My mamy trochę bliżej niż z Warszawy, jedziemy zmienaijąc się z żoną co około 2 godziny, wyruszamy na ogół po południu lub wieczorem w sobotę lub w niedzielę i na rano byliśmy w Plitvicach lub przed południem przy wodospadach Krk'a. W tym roku wyjedziemy około południa w sobotę i chcemy być na rano w Splicie (ale jadąc już w Chorwacji autostradami)

Pozdrawiam
Józek
darek1
zbanowany
Posty: 9346
Dołączył(a): 27.06.2004

Nieprzeczytany postnapisał(a) darek1 » 25.01.2005 00:02

Dziękuję za wypowiedz. Zdecyduję się zapewne, żeby zwiedzać Plitvice po południu nastepnie /nocleg/ i wyjazd w kierunku Dubrownika. Wniosek nasuwa mi się , że muszę wyjechać wcześnie z warszawy czyli praktycznie w nocy.
Danka
Cromaniak
Avatar użytkownika
Posty: 749
Dołączył(a): 16.05.2004

Nieprzeczytany postnapisał(a) Danka » 25.01.2005 08:54

Nie wiem czy jak zaczniesz zwiedzać po poludniu to zdążysz wszystko zobaczyć ?

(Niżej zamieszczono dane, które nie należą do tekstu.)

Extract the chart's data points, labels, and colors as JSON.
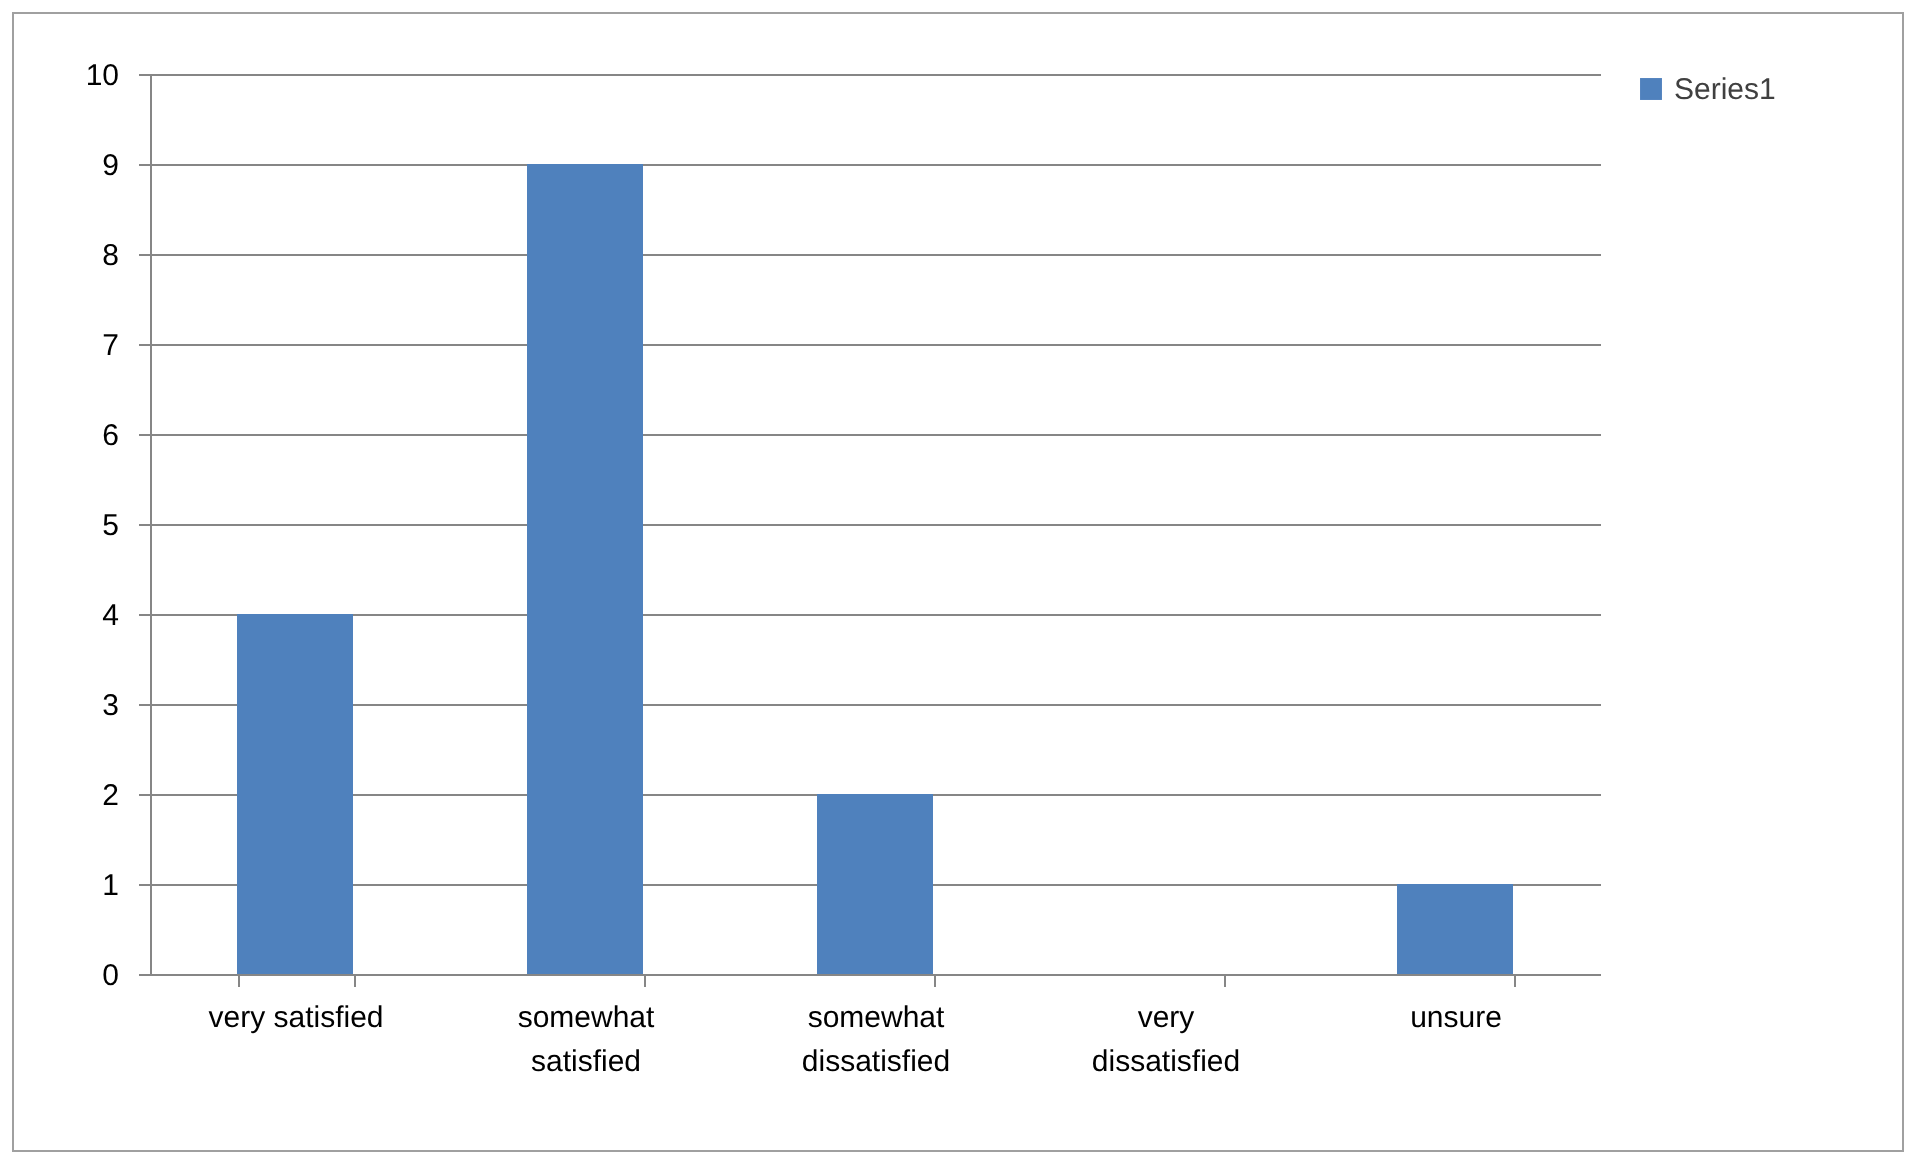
{
  "chart_data": {
    "type": "bar",
    "categories": [
      "very satisfied",
      "somewhat satisfied",
      "somewhat dissatisfied",
      "very dissatisfied",
      "unsure"
    ],
    "series": [
      {
        "name": "Series1",
        "color": "#4f81bd",
        "values": [
          4,
          9,
          2,
          0,
          1
        ]
      }
    ],
    "ylim": [
      0,
      10
    ],
    "yticks": [
      0,
      1,
      2,
      3,
      4,
      5,
      6,
      7,
      8,
      9,
      10
    ],
    "grid": "y",
    "legend": "right"
  }
}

My w 2003 r w drodze powrotnej do domu nocowalismy przed Plitvicami i nastepnego dnia zaraz po sniadaniu udalismy sie na wycieczkę . Po znalezieniu miejsca na parkingu , kupieniu biletów i dojsciu do stacji autobusów była juz prawie 11.00. wedrówkę skończylismy koło 18.00, potem na autobusik , na parkingu bylismy przed 19.00.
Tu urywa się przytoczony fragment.